Bilinç ne denli önemli. Gece!

Kapalı kalan kompozisyon

Holbein’in ünlü elçiler resminde, eşyanın nispet yaptığı görülür adeta. Kapalı kompozisyon içinde önemli bir resim bu resim, İngiliz kültüründe, sanat tarihinde. Bu resimde yerde bir kafatası resmedilmiştir. Kafatasının ikonografik ve simgesel anlamı genelde atalara saygı, değer ile açıklanır. Bu resimdeki kafatasına doğru yerden bakılmazsa, kafatası anlamsızlaşır, bulanıklaşır. Ancak kafatasına uygun açıyla bakarsanız, resim bulanıklaşır, anlamsızlaşır.
 Eşya ve kafiye kabadır, eğer onun simgesel ve maddi değerine sahip değilsen, özellikle simgesel değer çok önemlidir eşyada. Bu nedenledir ki insanların çok büyük bir kısmı kimi eşyaları eskise bile ondan vazgeçemez. Eşyaya böylece koleksiyon değeri yüklenir. Kişisel maddi tarihiniz oluşur, ardından ulusal maddi tarihiniz ve simgeler yardımıyla sizi temsil eden gösterişli müzeler karşınıza çıkar. Ancak bizim müzelerimiz nedense kişisel maddi ve simgesel değerlerine ulaşmadığından pek de değerini bulmaz vatandaşımızın gözünde hatta işin bürokratları bile ağır bir yük olarak görür çoğun müzeleri. O nedenledir ki, hatta nedenlerden en güçlüsü budur okullarımızda sanat tarihi bir ders olarak bile okutulmaz.

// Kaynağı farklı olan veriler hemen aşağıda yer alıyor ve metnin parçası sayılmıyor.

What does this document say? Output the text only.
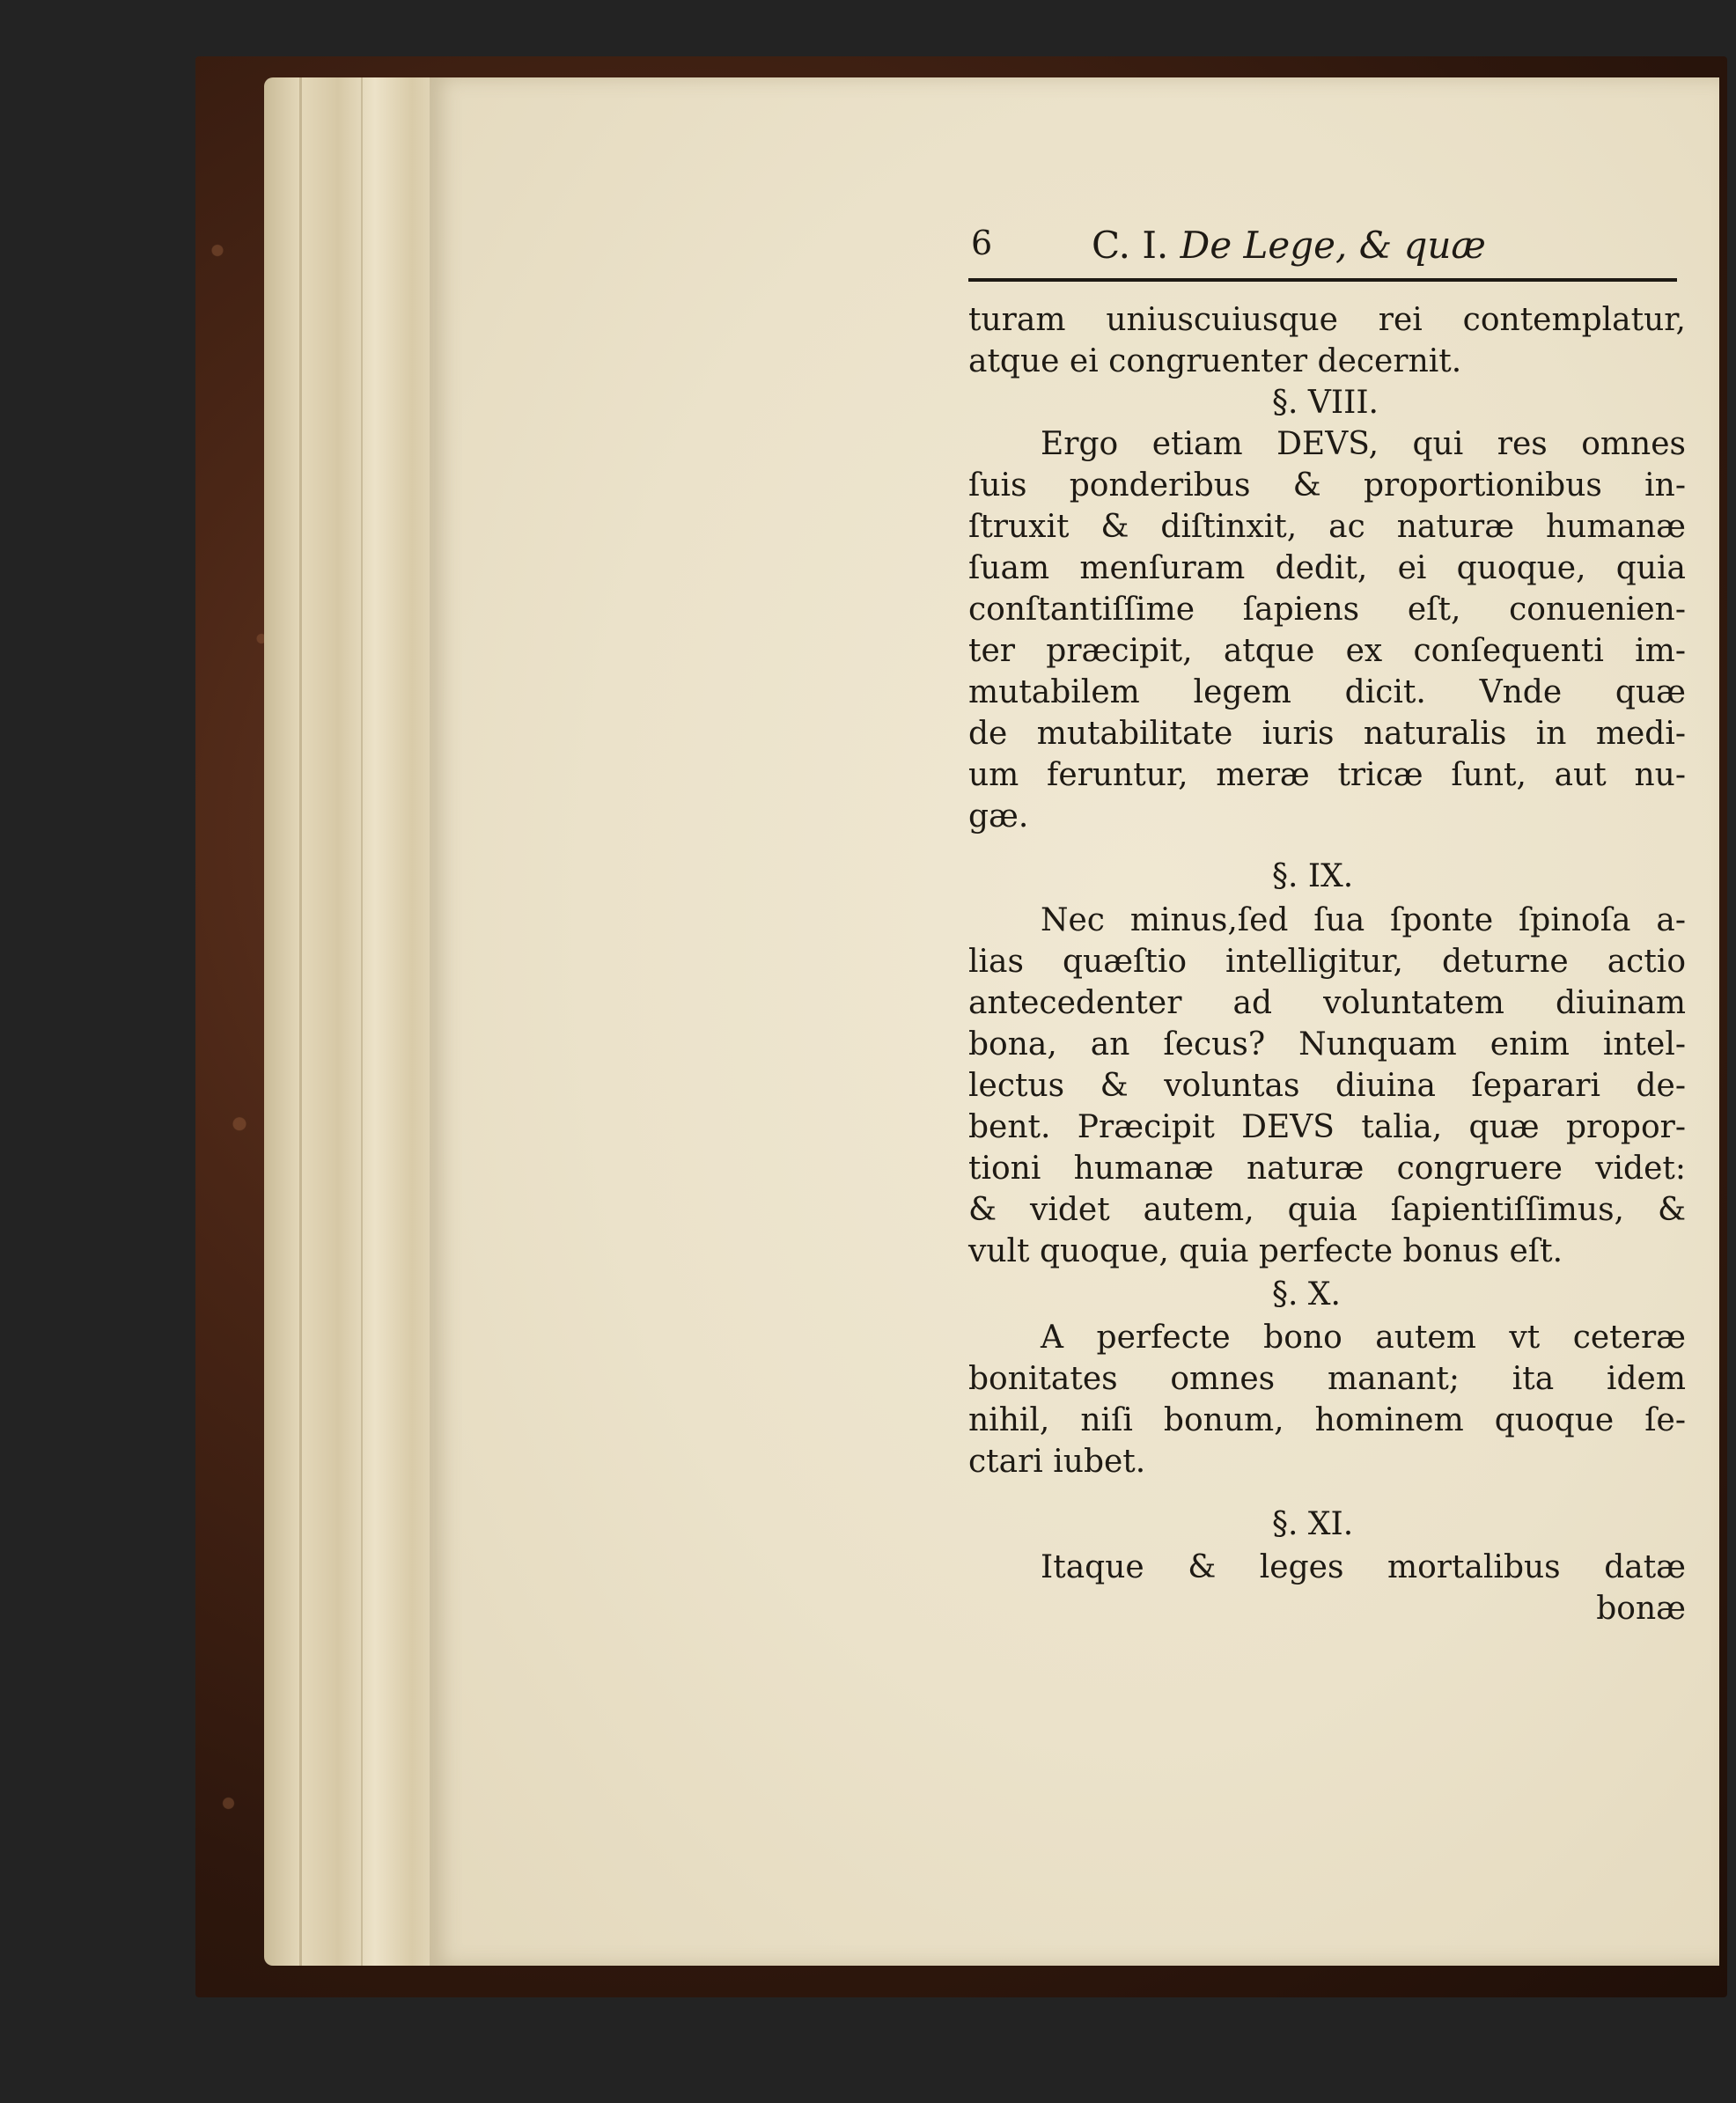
6	C. I. De Lege, & quæ
turam uniuscuiusque rei contemplatur,
atque ei congruenter decernit.
§. VIII.
Ergo etiam DEVS, qui res omnes
ſuis ponderibus & proportionibus in-
ſtruxit & diſtinxit, ac naturæ humanæ
ſuam menſuram dedit, ei quoque, quia
conſtantiſſime ſapiens eſt, conuenien-
ter præcipit, atque ex conſequenti im-
mutabilem legem dicit. Vnde quæ
de mutabilitate iuris naturalis in medi-
um feruntur, meræ tricæ ſunt, aut nu-
gæ.
§. IX.
Nec minus,ſed ſua ſponte ſpinoſa a-
lias quæſtio intelligitur, deturne actio
antecedenter ad voluntatem diuinam
bona, an ſecus? Nunquam enim intel-
lectus & voluntas diuina ſeparari de-
bent. Præcipit DEVS talia, quæ propor-
tioni humanæ naturæ congruere videt:
& videt autem, quia ſapientiſſimus, &
vult quoque, quia perfecte bonus eſt.
§. X.
A perfecte bono autem vt ceteræ
bonitates omnes manant; ita idem
nihil, niſi bonum, hominem quoque ſe-
ctari iubet.
§. XI.
Itaque & leges mortalibus datæ
bonæ
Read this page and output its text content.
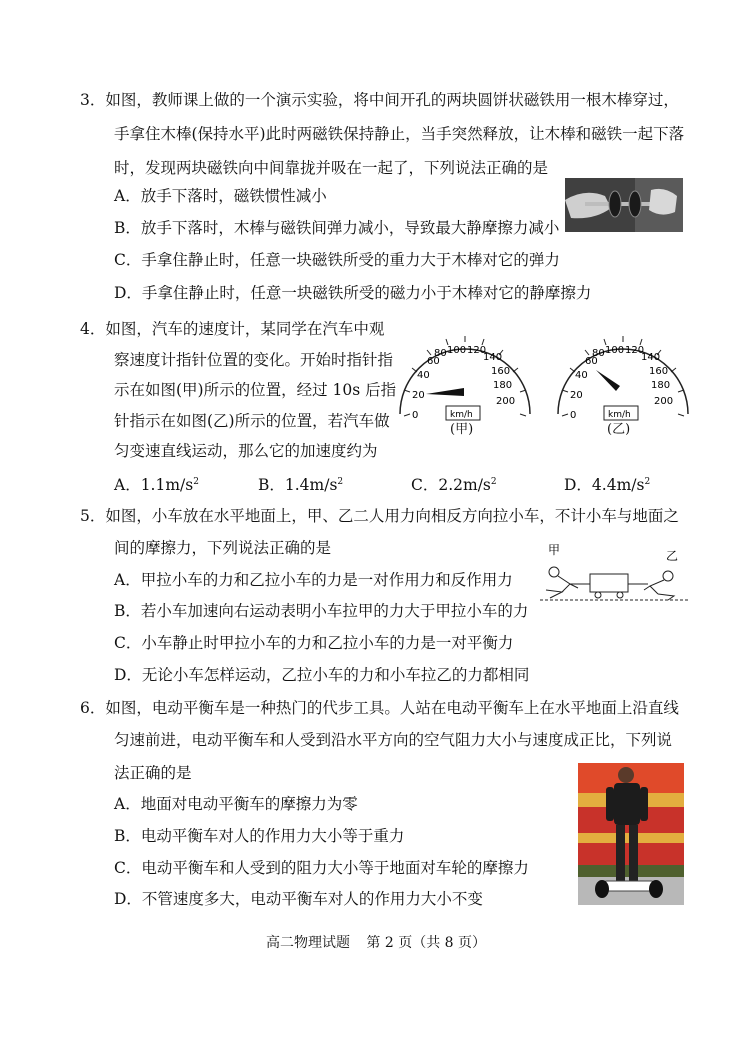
3．如图，教师课上做的一个演示实验，将中间开孔的两块圆饼状磁铁用一根木棒穿过，
手拿住木棒(保持水平)此时两磁铁保持静止，当手突然释放，让木棒和磁铁一起下落
时，发现两块磁铁向中间靠拢并吸在一起了，下列说法正确的是
A．放手下落时，磁铁惯性减小
B．放手下落时，木棒与磁铁间弹力减小，导致最大静摩擦力减小
C．手拿住静止时，任意一块磁铁所受的重力大于木棒对它的弹力
D．手拿住静止时，任意一块磁铁所受的磁力小于木棒对它的静摩擦力
4．如图，汽车的速度计，某同学在汽车中观
察速度计指针位置的变化。开始时指针指
示在如图(甲)所示的位置，经过 10s 后指
针指示在如图(乙)所示的位置，若汽车做
匀变速直线运动，那么它的加速度约为
0
20
40
60
80 100 120
140
160
180
200
km/h
(甲)
0
20
40
60
80 100 120
140
160
180
200
km/h
(乙)
A．$1.1m/s^2$	B．$1.4m/s^2$	C．$2.2m/s^2$	D．$4.4m/s^2$
5．如图，小车放在水平地面上，甲、乙二人用力向相反方向拉小车，不计小车与地面之
间的摩擦力，下列说法正确的是
A．甲拉小车的力和乙拉小车的力是一对作用力和反作用力
B．若小车加速向右运动表明小车拉甲的力大于甲拉小车的力
C．小车静止时甲拉小车的力和乙拉小车的力是一对平衡力
D．无论小车怎样运动，乙拉小车的力和小车拉乙的力都相同
甲	乙
6．如图，电动平衡车是一种热门的代步工具。人站在电动平衡车上在水平地面上沿直线
匀速前进，电动平衡车和人受到沿水平方向的空气阻力大小与速度成正比，下列说
法正确的是
A．地面对电动平衡车的摩擦力为零
B．电动平衡车对人的作用力大小等于重力
C．电动平衡车和人受到的阻力大小等于地面对车轮的摩擦力
D．不管速度多大，电动平衡车对人的作用力大小不变
高二物理试题 第 2 页（共 8 页）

Gerçekle aramızdaki ilişki, gerçek olan her şeyin karmaşasında şekillenir. Yani gerçek olan her şey karmaşıktır bizim gibi ülkelerde. Çünkü “maddi kültür eşyası”nın simgesel değerini tam anlamıyla kavrayamamış bir toplumdan, ulus bilinci ancak gittik, gördük, yendikle şekillenir ve böylece ne dil ekini oluşur, ne de simgelere yüklenen anlamlar yüzeysel anlamlarından nadiren öteye geçer. Kimilerine göre bu yalnızca birer tavsamış görüntüdür ki, bu görüntü tavsadığı gevşediği için, geçmiş güçlü günler nostaljisi olarak karşımıza çıkar. Gelecek kaygısının nerede şekillendirilmesi gerektiğini kestiremeyen toplumlarda, genelde atalarının ekinsel bağlarından çok, onların ne denli heybetli insanlar olduklarıyla övünürler. Kendilerine ait ellerindeki onda da varsa, birer parça eskimiş eşya, ne olduğunu tam anlamıyla kestiremedikleri birer eşyadan ibarettir.
İslam dininin puta ve resime karşı tutumu da bu akılsızlığın insanların ortalama zekaya sahip birinde, güçle şekilleneceğini bildiğinden olsa gerek doğrudan resim ve heykel vb sanatlar yasaklanarak kendine yer bulur. Çünkü ona –yapıta- içrek/ezoterik anlamdan ziyade erkle bağ kurulması gerektiğine dairdir bu yapıtların bağlamı, simgesel ahlakı.
Avrupa medeniyeti diye gezindiğimiz diyarlar ne yazık ki, birer içrek, semboller ve hatta bireyin içindeki erkin tarifiyle mümkün olan bir medeniyettir. Onu yalnız Yunan mitolojisinde, Roma Hukukunda ya da uygulayımsal yerde aramak bizi içimizdeki güçten mahrum bırakacaktır. Onları anlamak için bu devasa oluşumların yanı sıra, kendimize ait devasa kültürü de çok iyi bilmemiz gerekir. Oldukça net çıkarımlarla bu bilinci kavramak gerekir. Atatürk belki bunları kavradı, belki ondan dolayı her bir söylemin temelini öğrenin dedi, fakat bizim karşılaştırmadan çok bir şeye zuhur etmiş bir ruhumuz oldu. Ne yazık, bunu yalnız Atatürk’e bağlamak da kötürüm kalan bir yanımızın, gangreni kimin başlattığına dair fikir sahibi olmamıza engel. Sened-i İttifak’a kadar modernizmin köklerini araştırmak gerekir. Günah keçisi arayanlar onu zaten neredeyse yüz yıldır yıpratmakla uğraşıyor. Bu bize köklü bir bölünme getirecektir.